Plusieurs siècles ont été nécessaires à la dynastie éthiopide pour établir son autorité sur le Rwanda. Il semble que les populations qui ont été progressivement incorporées dans l'état rwanda vivaient sous trois types d'organisation politique. Au Rwanda oriental, des familles tuutsi-hima et hinda avaient créé de petits états inféodés comme le Mubari, le Gisaka, le Bugesera et plus au nord le Nordwa-Mpororo. La famille régnante du Rwanda a dû s'affranchir du Bugesera qu'elle a conquis plus tard avec les autres petits royaumes.
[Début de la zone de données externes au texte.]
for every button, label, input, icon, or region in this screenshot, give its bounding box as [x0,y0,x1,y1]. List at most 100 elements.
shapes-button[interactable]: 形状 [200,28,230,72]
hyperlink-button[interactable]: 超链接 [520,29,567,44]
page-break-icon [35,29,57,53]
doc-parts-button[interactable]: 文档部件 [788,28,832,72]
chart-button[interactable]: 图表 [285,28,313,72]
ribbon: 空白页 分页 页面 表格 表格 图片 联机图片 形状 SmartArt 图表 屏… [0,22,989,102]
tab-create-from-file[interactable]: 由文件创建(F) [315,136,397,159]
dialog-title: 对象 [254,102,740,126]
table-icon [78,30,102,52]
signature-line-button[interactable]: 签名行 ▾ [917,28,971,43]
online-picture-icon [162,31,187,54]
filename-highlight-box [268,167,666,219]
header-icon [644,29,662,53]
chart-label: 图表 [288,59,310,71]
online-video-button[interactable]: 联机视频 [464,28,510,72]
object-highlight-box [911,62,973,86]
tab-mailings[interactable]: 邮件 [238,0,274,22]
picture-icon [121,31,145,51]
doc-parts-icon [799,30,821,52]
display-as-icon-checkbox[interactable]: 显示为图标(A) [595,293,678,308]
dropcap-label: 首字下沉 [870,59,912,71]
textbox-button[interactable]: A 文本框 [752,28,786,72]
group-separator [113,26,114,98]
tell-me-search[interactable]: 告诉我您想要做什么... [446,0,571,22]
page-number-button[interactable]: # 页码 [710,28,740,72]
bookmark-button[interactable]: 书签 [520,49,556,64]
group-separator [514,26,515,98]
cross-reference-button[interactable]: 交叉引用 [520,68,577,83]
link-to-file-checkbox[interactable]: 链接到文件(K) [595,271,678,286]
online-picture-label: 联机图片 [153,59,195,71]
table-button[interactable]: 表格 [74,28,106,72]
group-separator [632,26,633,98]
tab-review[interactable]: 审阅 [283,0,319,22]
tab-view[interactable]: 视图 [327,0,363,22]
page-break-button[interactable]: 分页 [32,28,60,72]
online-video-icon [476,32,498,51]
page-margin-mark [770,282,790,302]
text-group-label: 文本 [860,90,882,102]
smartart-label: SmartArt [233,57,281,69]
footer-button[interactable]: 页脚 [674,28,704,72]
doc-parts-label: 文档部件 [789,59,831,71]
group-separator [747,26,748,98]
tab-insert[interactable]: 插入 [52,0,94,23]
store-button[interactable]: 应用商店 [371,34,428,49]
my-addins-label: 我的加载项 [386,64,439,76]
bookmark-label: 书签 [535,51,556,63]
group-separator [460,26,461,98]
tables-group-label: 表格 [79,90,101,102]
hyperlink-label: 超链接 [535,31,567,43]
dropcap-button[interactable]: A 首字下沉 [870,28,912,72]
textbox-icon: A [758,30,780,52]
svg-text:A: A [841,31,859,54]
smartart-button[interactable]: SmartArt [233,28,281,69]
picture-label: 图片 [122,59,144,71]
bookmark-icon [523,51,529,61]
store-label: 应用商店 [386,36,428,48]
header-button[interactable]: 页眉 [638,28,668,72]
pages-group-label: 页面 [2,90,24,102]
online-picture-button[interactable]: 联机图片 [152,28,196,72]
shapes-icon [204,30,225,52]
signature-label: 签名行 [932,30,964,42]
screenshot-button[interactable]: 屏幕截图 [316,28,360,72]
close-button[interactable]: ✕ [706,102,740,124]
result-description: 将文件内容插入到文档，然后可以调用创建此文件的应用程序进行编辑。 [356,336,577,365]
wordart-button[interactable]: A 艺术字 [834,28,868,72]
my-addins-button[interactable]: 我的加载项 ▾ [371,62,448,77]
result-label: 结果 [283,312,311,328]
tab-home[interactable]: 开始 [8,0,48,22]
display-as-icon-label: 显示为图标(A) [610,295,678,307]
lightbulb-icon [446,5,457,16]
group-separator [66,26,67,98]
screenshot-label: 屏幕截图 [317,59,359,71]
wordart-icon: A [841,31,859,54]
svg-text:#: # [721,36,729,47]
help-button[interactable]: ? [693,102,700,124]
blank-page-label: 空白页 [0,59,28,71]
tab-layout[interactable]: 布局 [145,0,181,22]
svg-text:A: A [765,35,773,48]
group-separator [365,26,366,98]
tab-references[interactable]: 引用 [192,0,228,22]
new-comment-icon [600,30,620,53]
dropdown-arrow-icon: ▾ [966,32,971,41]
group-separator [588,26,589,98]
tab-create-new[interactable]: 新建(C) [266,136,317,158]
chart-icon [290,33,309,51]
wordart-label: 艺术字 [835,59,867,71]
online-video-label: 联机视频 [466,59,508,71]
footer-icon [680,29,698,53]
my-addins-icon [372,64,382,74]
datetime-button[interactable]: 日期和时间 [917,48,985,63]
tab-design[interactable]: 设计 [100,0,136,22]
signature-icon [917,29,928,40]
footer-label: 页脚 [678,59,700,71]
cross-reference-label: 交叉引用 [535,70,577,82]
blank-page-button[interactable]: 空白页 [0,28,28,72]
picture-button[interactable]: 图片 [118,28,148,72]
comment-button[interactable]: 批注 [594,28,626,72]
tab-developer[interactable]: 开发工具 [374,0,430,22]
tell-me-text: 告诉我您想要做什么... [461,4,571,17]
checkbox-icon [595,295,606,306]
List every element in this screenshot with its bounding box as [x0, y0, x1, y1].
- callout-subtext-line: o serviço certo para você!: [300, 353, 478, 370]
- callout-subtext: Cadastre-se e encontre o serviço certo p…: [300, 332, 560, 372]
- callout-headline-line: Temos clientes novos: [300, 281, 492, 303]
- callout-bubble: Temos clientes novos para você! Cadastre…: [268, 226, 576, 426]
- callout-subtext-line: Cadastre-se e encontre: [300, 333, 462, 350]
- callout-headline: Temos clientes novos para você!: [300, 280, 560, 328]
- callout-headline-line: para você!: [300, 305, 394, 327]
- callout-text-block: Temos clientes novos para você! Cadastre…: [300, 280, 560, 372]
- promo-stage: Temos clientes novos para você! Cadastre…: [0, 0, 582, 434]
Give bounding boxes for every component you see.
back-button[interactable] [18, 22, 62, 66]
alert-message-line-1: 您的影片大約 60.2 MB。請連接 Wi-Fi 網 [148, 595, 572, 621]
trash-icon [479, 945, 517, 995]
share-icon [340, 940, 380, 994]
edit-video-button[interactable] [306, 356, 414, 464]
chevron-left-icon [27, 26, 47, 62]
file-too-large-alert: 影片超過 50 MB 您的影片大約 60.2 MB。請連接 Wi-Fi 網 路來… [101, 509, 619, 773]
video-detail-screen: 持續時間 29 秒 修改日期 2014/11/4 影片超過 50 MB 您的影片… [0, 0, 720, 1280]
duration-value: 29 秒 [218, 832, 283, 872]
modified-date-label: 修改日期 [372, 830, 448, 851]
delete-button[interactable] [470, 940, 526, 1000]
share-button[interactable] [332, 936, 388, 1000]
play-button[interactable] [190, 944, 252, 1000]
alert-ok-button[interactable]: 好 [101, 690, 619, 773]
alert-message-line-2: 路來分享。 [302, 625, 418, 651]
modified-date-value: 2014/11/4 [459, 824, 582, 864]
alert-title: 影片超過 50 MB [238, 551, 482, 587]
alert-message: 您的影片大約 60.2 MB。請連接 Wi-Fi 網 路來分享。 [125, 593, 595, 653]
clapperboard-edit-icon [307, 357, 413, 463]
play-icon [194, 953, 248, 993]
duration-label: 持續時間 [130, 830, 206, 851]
Dans l'autre partie du Rwanda actuel, les Tuutsi conquérants eurent à faire soit à des lignages autonomes sous l'autorité d'un chef (comme au Kibari, au Bugarura, Buberuka et surtout au Mulera) dont les fonctions ont été décrites dans le chapitre précédent, soit à des patriarches-devins qui gouvernaient un petit territoire. Ces derniers portaient le titre de hiinza (cl. 1, 2) qu'on pourrait traduire par « patriarche éminent » (comme au Budaha, Buhoma, Bukonya, Bushiru, Bwishaza, Kingogo, Marangara, Nduga) ou le titre de roi (-admi, cl. 1, 2) (comme au Busozo et au Bukunzi). Au fur et à mesure que la conquête tuutsi avançait, le mot hiinza commença à signifier « usurpateur » ou « rebelle ». Le hiinza était une autorité à l'image des occupations économiques de son peuple: il était le suprême agriculteur. On lui attribuait des pouvoirs magiques en tant que faiseur de pluie et préservateur des récoltes. On peut admettre qu’il ait été un puissant chef de lignage que les autres groupes de parenté de sa région reconnaissaient comme éminent. Sa charge, comme celle du roi du Busozo, était héréditaire. Les relations du roi du Busozo avec ses sujets étaient réglées par un cérémonial complexe. Il ne pouvait leur parler que caché. Sa puissance étant considérée comme d'origine divine et avait un emblème sacré, le tambour royal. Le roi devait observer de multiples interdictions dont la transgression aurait pu nuire à sa pureté rituelle. Ces observances lui étaient imposées jusqu'au moment où il était sûr d'avoir un héritier qui, à son tour, y était assujetti. Pendant la minorité de ce dernier, la reine-mère gouvernait.